Rabu, 04 Februari 2015

Cerpen Sosial

Rumah Malaikat Kecilku

“Ayah, ini bagaimana caranya?” tanya anak berusia 5 tahun yang bernama Eka sambil menunjuk soal yang dimaksud. Belum sempat sang ayah menjawab pertanyaan tersebut tiba-tiba terdengar teriakan lain.
“Ayah,Ayah, lima dikurangi tiga berapa?” kali ini Ima yang bertanya.
Dengan sabar sang Ayah menjawab satu per satu pertanyaan malaikat-malaikat kecil itu. Ketika ia menjawab pertanyaan tiba-tiba terdengar suara tangisan, jeritan, gaduh, serta suara lain yang anehnya tak pernah membuatnya marah, justru hal itulah yang membuat ia semakin jatuh cinta pada mereka.
Seperti itulah keadaan pondok pintar setiap harinya. Sejatinya malaikat-malaikat kecil itu bukanlah anak kandung Pak Dian melainkan anak asuh. Kepedulian sosialnya sangatlah tinggi. Ia beserta saudaranya mendirikan pondok pintar yang dikhususkan untuk anak jalanan dan kurang mampu. Menyaksikan keceriaan anak-anak itu tiba-tiba ingatan Pak Dian melayang ke 40 tahun silam.
Tergambar jelas masa sulit yang harus ia lalui bersama sang Ibu dan juga ke empat adiknya. Ayahnya meninggal ketika Pak Dian berusia 10 tahun. Profesi ibunya yang hanya seorang buruh cuci membuat hati Pak Dian tergerak untuk membantu ekonomi keluarganya. Ia pun bekerja serabutan sepulang sekolah. Mencari barang bekas, menjadi pengasuh anak tetangga, kuli bangunan, bahkan menjadi seorang pengamen pun pernah ia lakoni. Dia tak pernah malu selama pekerjaan itu halal dan tidak merugikan orang lain. Selain empat orang adiknya ada satu hal lagi yang membuat semangat Pak Dian membara meraih mimpinya yaitu amanah dari bapaknya sebelum meninggal.
“Nak, jika suatu hari bapak pergi kamu harus janji pada bapak ya?” pinta bapak
“Apa pak?” jawab Dian kecil
“Kamu harus jaga ibu dan adik-adikmu.

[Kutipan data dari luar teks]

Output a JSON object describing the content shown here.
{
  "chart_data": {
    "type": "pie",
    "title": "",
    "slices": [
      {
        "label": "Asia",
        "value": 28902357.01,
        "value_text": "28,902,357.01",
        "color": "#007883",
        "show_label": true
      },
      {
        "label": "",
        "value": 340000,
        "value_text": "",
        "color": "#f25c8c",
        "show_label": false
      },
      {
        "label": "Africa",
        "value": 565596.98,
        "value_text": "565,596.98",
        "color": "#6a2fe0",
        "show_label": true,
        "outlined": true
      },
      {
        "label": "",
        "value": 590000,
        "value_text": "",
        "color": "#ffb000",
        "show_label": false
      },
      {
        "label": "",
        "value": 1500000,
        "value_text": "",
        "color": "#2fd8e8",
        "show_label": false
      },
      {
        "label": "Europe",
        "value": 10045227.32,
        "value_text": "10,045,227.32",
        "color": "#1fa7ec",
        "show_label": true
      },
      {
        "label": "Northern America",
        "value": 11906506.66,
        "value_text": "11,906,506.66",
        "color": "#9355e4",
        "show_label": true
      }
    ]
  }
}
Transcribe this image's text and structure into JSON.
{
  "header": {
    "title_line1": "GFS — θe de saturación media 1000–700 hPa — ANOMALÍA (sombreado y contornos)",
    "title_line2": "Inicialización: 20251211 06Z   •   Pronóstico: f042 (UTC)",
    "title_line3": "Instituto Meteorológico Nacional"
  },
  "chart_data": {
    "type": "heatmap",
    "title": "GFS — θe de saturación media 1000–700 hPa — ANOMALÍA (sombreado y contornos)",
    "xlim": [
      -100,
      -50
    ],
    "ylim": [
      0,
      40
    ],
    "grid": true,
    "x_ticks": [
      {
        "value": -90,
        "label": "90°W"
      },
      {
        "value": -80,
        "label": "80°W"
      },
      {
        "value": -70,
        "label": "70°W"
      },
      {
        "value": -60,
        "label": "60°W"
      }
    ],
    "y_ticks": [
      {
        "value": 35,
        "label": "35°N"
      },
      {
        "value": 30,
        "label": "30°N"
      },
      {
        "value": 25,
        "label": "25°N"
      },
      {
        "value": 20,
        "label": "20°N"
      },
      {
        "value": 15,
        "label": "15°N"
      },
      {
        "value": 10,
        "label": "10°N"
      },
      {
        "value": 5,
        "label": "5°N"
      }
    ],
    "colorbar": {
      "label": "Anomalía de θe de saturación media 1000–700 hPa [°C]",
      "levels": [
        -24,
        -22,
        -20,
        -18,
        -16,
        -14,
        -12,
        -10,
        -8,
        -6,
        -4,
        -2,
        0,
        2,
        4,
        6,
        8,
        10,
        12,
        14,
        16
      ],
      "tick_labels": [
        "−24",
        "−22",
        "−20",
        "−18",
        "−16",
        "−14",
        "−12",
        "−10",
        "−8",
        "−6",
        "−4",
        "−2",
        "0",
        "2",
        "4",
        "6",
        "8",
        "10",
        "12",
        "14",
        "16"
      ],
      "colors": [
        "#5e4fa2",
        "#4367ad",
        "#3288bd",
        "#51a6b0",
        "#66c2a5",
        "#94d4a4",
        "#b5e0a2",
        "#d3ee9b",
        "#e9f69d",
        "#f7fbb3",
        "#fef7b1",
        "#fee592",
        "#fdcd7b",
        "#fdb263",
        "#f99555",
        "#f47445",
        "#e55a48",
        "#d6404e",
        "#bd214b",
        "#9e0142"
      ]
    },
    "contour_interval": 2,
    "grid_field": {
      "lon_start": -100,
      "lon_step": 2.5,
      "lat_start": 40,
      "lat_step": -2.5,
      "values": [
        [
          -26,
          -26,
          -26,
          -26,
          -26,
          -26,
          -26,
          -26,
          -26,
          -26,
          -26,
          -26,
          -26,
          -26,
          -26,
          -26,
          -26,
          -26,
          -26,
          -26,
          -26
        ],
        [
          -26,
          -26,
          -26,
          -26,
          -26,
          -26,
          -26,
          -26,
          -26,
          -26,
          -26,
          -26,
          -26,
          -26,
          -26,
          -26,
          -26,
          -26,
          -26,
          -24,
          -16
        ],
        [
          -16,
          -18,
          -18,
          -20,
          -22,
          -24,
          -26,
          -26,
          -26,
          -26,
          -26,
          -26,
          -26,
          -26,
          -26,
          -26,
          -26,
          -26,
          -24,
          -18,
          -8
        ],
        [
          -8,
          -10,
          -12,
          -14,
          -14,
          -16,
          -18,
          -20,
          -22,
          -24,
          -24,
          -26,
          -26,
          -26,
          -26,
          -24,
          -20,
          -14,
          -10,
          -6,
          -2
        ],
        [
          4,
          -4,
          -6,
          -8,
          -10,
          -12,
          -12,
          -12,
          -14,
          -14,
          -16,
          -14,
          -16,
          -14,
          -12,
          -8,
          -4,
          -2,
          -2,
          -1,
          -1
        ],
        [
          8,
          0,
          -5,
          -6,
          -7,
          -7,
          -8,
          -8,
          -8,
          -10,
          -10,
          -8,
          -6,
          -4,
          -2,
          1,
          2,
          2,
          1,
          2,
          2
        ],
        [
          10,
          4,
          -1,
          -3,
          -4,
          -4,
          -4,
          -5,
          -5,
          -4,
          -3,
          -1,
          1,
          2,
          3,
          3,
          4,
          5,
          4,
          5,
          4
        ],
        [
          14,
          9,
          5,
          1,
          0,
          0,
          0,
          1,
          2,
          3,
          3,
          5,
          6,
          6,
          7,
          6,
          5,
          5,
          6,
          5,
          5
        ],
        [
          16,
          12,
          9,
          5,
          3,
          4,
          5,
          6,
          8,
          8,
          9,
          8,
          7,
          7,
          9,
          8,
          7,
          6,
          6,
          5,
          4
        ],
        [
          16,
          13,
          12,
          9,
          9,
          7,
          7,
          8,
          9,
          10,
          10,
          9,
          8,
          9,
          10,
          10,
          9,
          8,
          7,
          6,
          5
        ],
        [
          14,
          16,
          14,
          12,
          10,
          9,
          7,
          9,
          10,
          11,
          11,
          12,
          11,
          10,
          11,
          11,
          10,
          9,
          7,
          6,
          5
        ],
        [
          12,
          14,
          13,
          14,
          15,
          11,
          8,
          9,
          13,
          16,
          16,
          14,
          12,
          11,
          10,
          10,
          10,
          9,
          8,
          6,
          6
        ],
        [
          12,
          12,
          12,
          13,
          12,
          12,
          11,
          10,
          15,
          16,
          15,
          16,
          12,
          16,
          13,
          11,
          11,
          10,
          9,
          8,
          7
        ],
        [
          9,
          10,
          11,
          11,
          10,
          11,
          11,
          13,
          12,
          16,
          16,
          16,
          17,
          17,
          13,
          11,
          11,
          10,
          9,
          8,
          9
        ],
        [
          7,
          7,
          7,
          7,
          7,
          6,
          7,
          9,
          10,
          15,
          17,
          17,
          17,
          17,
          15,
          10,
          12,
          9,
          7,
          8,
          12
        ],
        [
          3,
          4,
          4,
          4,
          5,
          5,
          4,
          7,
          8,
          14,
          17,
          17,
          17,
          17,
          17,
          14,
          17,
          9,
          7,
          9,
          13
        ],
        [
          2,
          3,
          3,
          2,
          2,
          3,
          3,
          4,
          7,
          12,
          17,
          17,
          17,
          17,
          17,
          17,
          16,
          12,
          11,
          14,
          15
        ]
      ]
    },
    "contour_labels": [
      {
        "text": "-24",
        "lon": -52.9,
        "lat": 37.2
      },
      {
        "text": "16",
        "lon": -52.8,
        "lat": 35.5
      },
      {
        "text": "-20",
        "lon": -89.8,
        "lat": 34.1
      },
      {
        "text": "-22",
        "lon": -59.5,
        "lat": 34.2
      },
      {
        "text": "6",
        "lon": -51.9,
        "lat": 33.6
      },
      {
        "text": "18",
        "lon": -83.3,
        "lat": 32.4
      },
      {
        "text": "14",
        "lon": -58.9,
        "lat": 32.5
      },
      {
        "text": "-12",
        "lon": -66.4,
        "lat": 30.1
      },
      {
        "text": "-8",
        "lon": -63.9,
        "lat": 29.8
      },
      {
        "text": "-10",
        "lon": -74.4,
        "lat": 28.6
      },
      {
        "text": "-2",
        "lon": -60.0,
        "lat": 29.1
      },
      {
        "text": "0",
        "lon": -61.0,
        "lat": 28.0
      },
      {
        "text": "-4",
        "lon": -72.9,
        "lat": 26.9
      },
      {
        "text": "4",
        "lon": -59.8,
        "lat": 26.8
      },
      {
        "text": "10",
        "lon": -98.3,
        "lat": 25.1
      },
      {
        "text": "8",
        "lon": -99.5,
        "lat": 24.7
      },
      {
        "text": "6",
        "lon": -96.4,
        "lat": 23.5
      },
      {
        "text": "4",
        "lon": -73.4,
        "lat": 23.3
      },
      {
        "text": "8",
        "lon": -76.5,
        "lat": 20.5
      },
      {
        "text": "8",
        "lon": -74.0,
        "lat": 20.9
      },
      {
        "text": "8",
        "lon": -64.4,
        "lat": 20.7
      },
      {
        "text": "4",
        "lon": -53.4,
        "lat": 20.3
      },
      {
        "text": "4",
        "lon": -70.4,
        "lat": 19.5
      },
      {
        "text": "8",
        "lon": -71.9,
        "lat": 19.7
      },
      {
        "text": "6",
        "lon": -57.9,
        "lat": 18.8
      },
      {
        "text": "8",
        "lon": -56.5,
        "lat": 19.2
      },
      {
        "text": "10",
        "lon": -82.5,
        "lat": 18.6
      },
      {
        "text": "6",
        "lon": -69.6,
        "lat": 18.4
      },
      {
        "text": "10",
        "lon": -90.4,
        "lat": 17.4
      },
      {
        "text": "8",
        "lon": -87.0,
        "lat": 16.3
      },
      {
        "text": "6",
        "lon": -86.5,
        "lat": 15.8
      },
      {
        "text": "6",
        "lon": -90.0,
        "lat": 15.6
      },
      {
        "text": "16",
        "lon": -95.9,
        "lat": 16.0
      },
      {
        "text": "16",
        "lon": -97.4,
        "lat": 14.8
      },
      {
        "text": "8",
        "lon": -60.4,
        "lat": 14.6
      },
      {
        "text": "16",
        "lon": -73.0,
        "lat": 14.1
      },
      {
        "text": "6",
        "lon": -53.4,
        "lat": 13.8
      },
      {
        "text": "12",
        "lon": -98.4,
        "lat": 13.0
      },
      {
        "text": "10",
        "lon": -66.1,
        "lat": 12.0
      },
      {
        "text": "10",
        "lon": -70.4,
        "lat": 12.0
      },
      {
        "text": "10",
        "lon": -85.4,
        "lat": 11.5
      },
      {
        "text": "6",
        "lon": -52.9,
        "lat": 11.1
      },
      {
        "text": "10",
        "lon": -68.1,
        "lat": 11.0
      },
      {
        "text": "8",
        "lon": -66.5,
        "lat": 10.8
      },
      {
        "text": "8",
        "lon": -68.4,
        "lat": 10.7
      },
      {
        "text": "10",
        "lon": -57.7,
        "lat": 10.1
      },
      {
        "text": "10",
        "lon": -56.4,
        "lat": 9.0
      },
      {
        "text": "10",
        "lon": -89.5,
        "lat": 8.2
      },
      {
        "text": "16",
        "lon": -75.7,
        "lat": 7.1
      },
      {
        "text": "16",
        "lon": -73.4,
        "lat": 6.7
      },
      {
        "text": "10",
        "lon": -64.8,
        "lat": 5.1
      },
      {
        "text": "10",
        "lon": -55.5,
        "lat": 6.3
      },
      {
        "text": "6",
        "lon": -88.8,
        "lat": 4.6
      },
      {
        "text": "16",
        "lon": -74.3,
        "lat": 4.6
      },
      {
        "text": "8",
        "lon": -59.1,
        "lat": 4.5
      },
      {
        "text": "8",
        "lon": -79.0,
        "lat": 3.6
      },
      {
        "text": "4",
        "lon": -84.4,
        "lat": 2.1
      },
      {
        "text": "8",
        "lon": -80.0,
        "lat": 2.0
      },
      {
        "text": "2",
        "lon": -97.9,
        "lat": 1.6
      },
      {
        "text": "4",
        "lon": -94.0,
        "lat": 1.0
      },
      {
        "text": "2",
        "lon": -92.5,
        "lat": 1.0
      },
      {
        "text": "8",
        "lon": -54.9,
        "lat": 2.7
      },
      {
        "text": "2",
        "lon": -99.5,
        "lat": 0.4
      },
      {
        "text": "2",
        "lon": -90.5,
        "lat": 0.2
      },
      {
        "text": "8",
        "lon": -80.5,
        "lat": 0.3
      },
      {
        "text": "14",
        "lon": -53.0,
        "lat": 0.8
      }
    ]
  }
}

Apapun yang terjadi kalian harus sekolah, bapak yakin  suatu hari nanti anak-anak bapak akan menjadi orang berpengaruh di negeri ini” ucap bapak sambil mengelus rambut Dian kecil.
Walaupun ia sering mendapat ejekan serta hinaan dari tetangga, teman bahkan saudara semangatnya tak pernah surut karena nasehat itu selalu terngiang ditelinganya.
“Sekarang aku memang belum bisa membuktikan, tapi lihat suatu hari nanti aku akan sukses” kata-kata itulah yang selalu ia ucapkan ketika hinaan datang.
Allah memang Maha Adil Dia tak pernah tidur. Kerja keras Pak Dian  tak sia-sia, semua keringatnya terbayar. Empat hotel serta satu restoran berhasil ia bangun bersama ke empat adiknya. Selain itu Pak Dian juga berhasil mewujudkan do’a orang tuanya yaitu menjadi orang yang berpengaruh di negeri ini dengan mendirikan pondok pintar. Pengalamannya menjadi seorang pengamenlah yang menginspirasi Pak Dian. Anak-anak di pondok pintar itu tidak dimintai biaya sepeserpun, bahkan mereka mendapat tempat tinggal serta makan gratis. Fasilitas belajarnya juga lengkap, dan yang terpenting mereka mendpatkan kasih sayang yang utuh dari Pak Dian beserta sang istri.
“Yah, sudah malam kok anak-anak belum tidur?” suara Bu Sinta membuyarkan lamunan Pak Dian.
“Eh, emang ini jamberapa bu?” tanya Pak Dian sedikit gelagapan.
“Jam 10”
“Astaghfirllah, tidak terasa” Pak Dian dan Bu Sinta pun bangkit.
“Sayang sudah malam, ayo semuanya tidur besok kan harus sekolah” kata Bu Sinta.
“Yah..bacain aku dongeng dulu ya?” tidak salah lagi kali ini pasti suara Fifi. Kebiasaan gadis mungil itu sebelum tidur selalu minta dibacakan dongeng.
“Iya, sini sayang mau cerita yang mana?” Pak Dian mendekat.
Lima menit kemudian Fifi terlelap, dipandangnya wajah mungil malaikat kecil itu satu per satu. Ada kedamaian tersendiri dalam hatinya ketika memandang wajah –wajah mugil itu tidur. Rencana Allah itu memang selalu indah sebegitu indahnya sampai nalar kita tak akan pernah mencapainya.